Bevor wir uns für die Nacht zurückzogen, stand noch eine letzte Aufgabe an. Da wir unsere Koffer bereits am Vortag gepackt hatten, mussten wir sie lediglich vor die Kabinentür stellen, damit sie abgeholt werden konnten. Mit der Ausschiffung am nächsten Morgen vor Augen, war es Zeit, nach einem weiteren erlebnisreichen Tag, etwas Schlaf zu bekommen.
Petrohue Falls
Santiago de Chile
San Antonio: Ausschiffung von der Azamara Quest
Nach dem Frühstück genossen wir noch die letzten Augenblicke an Bord, bevor es Zeit wurde, Abschied von der Azamara Quest zu nehmen. Bereits im Voraus hatten wir den komfortablen Transfer von Azamara zwischen San Antonio und dem Flughafen von Santiago de Chile gebucht, der etwa zwei Stunden in Anspruch nahm. Am Nachmittag begann schließlich unsere Heimreise mit dem ersten Flug nach São Paulo. Kurz nach dem Start stieg das Flugzeug über den Anden auf und bot einen beeindruckenden Blick auf die scheinbar endlose Gebirgskette. Mit einer Länge von mehr als 7000 Kilometern entlang der Westküste Südamerikas bilden die Anden das längste kontinentale Gebirge der Erde. Während des Sonnenuntergangs landeten wir in São Paulo und verbrachten dort einige Stunden im Transit, bevor wir unseren Nachtflug antraten.

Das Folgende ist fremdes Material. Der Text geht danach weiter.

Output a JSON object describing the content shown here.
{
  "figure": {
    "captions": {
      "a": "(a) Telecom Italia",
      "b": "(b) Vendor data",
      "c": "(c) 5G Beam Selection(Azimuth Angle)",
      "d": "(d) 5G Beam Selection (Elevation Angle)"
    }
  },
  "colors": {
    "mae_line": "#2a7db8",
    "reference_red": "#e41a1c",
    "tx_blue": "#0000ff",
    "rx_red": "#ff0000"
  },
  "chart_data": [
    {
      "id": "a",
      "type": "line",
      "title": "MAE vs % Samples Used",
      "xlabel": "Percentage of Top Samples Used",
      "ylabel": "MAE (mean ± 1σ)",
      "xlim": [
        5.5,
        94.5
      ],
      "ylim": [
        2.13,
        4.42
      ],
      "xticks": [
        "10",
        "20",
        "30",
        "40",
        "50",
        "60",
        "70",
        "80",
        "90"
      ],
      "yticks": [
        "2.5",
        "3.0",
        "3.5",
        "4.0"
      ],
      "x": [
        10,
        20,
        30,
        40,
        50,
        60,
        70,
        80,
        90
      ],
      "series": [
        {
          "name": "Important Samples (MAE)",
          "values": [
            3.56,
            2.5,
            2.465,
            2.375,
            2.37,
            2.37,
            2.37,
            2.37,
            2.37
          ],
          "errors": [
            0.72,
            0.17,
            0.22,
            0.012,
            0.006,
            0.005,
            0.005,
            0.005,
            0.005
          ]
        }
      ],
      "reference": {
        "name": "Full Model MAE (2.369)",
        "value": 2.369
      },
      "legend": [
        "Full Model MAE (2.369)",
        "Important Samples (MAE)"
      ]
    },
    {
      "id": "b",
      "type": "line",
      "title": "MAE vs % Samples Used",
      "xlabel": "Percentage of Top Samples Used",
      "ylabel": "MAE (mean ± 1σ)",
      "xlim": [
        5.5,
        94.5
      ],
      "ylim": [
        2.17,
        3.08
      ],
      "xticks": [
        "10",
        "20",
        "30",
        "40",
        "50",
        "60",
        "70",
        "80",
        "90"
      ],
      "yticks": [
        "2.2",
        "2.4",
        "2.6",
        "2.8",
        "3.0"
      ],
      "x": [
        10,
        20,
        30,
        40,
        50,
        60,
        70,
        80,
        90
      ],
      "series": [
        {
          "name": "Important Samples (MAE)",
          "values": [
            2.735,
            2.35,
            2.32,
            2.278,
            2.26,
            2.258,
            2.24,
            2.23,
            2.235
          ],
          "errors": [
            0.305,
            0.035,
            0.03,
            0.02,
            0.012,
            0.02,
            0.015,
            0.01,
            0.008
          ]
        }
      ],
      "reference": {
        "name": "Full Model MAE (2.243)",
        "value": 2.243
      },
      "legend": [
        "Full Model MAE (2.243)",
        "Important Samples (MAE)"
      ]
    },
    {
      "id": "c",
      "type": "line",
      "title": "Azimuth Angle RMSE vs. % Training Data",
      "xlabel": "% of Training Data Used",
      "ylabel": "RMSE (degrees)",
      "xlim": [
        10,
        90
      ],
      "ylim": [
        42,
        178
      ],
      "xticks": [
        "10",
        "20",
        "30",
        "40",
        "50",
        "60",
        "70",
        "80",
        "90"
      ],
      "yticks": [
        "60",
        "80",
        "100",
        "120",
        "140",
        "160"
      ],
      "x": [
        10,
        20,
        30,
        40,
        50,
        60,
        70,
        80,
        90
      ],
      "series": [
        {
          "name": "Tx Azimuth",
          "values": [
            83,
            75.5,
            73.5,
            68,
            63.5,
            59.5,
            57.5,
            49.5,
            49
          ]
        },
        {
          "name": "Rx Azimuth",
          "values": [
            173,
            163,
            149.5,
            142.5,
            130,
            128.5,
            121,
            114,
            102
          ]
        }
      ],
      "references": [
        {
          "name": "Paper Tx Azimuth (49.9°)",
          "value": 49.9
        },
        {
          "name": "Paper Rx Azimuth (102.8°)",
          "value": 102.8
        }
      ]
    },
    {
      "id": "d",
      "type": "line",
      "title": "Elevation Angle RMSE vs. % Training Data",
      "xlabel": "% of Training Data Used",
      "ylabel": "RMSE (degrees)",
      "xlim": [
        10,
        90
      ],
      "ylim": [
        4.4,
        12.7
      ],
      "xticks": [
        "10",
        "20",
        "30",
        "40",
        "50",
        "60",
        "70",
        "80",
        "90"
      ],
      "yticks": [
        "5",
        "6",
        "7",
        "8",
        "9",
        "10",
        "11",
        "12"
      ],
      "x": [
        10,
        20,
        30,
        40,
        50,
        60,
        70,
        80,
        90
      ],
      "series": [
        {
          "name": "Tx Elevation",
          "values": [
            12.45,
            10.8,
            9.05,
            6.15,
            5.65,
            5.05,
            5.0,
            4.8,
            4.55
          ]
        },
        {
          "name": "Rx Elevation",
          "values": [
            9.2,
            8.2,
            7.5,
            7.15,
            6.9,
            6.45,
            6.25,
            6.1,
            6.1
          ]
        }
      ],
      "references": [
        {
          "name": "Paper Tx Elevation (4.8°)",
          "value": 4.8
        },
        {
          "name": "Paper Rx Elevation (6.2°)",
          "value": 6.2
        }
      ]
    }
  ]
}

Innerhalb eines einzigen Monats hatte uns diese Reise über zwei Kontinente geführt, von den Straßen Buenos Aires’ und den Königspinguinen der Falklandinseln über die eisigen Landschaften der Antarktis bis hin zu den Fjorden Chiles. Als unser letzter Flug São Paulo verließ, war es Zeit, die Heimreise anzutreten – im Gepäck unzählige Erinnerungen an die außergewöhnliche Tierwelt und die beeindruckende Natur, die wir unterwegs erleben durften. Die Southern Quest-Reise hatte uns in einige der entlegensten Regionen der Südhalbkugel geführt und Einblicke in Gegenden ermöglicht, die auch heute noch nur schwer erreichbar sind.